DFACTONEWS.COM,MINAHASA-Pemerintah terus mematangkan langkah strategis penanganan genangan air di kawasan pemukiman sekitar Danau Tondano. Sekretaris Daerah (Sekda) Kabupaten Minahasa, Dr. Lynda D. Watania, MM, M.Si, menghadiri Rapat Koordinasi dan Konsultasi yang digelar di Ruang Rapat F. J. Tumbelaka, Kantor Gubernur Sulawesi Utara, Selasa (20/5/2025).
Rapat dibuka langsung oleh Wakil Gubernur Sulawesi Utara, Dr. J. Victor Mailangkay, SH, MH, dan dilanjutkan dengan pemaparan serta diskusi yang dipimpin oleh Plt. Asisten Perekonomian dan Pembangunan Setda Provinsi Sulut, Christian Talumepa, SH, MH.

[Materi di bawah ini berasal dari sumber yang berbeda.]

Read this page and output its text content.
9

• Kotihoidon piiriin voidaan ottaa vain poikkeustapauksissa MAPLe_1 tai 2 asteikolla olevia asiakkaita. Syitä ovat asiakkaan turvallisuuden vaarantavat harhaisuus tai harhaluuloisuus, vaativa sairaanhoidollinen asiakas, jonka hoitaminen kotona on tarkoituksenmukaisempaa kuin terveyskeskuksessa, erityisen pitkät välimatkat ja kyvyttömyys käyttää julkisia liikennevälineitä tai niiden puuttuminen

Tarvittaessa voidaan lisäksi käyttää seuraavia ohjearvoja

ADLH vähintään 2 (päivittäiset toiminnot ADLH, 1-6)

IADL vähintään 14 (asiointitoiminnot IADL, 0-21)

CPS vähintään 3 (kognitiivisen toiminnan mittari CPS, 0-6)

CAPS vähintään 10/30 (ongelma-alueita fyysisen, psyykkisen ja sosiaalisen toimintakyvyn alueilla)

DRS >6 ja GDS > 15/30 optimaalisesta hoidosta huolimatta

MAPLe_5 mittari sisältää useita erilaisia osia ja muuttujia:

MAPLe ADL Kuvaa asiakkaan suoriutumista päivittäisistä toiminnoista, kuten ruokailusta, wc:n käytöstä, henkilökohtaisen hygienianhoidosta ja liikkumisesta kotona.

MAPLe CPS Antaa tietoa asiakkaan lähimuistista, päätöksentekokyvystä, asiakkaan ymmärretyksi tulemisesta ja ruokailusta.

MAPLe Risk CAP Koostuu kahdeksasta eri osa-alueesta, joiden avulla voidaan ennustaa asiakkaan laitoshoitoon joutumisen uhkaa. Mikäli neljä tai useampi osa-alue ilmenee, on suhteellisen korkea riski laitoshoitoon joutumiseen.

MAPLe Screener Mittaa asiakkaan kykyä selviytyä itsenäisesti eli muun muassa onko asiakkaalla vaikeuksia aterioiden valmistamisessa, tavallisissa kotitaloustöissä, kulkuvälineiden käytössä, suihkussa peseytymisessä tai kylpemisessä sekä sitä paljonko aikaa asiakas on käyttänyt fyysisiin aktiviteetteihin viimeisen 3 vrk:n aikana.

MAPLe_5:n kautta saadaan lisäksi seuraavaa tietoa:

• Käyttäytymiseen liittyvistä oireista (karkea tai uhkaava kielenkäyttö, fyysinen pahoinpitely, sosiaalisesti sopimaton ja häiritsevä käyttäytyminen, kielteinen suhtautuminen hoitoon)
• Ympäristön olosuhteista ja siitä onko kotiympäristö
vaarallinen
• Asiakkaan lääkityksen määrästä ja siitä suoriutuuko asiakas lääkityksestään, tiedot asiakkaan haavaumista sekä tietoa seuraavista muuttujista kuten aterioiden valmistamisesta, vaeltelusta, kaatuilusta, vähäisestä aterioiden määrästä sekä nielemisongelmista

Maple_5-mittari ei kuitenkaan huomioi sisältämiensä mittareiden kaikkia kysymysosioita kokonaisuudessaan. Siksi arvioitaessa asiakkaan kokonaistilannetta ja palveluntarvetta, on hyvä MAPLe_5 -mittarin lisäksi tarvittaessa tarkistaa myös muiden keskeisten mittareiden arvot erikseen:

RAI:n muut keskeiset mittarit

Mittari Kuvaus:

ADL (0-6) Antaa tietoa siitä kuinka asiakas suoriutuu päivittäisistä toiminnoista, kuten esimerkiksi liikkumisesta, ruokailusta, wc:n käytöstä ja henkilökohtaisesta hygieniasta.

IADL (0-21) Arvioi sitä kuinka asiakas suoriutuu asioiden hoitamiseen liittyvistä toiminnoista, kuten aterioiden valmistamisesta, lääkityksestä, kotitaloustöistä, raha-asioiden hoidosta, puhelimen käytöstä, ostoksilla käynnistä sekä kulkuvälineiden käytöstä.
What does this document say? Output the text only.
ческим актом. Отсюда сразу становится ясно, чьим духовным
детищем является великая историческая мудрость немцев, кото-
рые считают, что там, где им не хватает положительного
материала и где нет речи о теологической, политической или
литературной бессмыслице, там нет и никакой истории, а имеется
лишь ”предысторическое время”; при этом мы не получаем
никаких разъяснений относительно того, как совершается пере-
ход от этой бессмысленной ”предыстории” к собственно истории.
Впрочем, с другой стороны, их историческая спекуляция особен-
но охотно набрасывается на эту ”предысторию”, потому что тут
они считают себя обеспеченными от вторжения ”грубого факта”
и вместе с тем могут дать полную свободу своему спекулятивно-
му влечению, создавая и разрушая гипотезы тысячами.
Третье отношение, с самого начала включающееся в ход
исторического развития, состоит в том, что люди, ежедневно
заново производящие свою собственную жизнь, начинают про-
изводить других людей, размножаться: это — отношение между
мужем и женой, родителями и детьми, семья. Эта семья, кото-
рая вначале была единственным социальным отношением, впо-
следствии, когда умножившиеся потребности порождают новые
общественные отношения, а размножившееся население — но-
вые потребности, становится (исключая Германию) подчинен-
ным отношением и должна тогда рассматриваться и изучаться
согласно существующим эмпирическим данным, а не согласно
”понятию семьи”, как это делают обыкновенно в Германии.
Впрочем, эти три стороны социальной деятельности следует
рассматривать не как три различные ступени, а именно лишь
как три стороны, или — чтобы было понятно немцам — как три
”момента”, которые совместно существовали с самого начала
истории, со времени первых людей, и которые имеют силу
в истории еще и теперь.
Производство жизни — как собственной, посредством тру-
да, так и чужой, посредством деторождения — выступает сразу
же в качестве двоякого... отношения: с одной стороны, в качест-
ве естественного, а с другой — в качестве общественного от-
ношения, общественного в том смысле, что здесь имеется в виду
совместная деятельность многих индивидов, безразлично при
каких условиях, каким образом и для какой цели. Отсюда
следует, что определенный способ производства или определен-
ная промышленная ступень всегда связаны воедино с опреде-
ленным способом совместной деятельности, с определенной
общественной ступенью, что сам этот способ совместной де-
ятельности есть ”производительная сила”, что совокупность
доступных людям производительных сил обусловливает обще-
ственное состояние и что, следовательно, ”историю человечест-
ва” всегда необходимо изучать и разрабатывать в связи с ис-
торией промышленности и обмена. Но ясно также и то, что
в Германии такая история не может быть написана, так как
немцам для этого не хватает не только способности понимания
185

Kegiatan ini menjadi forum strategis guna menyamakan persepsi lintas sektor dalam menangani genangan air yang belakangan semakin menjadi sorotan publik. Tak hanya mengganggu aktivitas warga, genangan di kawasan Danau Tondano juga berpotensi memicu bencana lingkungan jika tidak ditangani segera.
Turut hadir dalam pertemuan tersebut, Plt. Sekretaris Provinsi Sulut, Tahlis Gallang, SIP, MM, Koordinator Staf Khusus Gubernur, Drs. Ferdinand N. Mewengkang, MM, Kepala Balai Wilayah Sungai (BWS) Sulawesi I, perwakilan dari PLN Nusantara Power Minahasa, serta sejumlah pejabat teknis dari instansi terkait.
Dari Pemerintah Kabupaten Minahasa, Sekda hadir bersama Kepala Dinas PUPR, Kadis Lingkungan Hidup, Kepala BPBD, dan Kabag SDA, menunjukkan keseriusan lintas sektor di lingkup kabupaten untuk mendukung solusi konkret.
“Kami membahas berbagai aspek teknis dan kebijakan yang perlu diambil secara sinergis antar instansi, guna mempercepat penanganan serta mencegah potensi bencana akibat genangan di kawasan Danau Tondano,” ungkap Sekda Minahasa, Dr. Lynda D. Watania usai rapat.
Ia menegaskan, Pemerintah Kabupaten Minahasa berkomitmen kuat untuk terus bekerja sama dengan Pemerintah Provinsi dan seluruh pemangku kepentingan demi keselamatan dan kenyamanan warga terdampak.
“Sinergi adalah kunci. Kami tidak ingin ini menjadi masalah berlarut. Keselamatan masyarakat adalah prioritas,” pungkas Watania.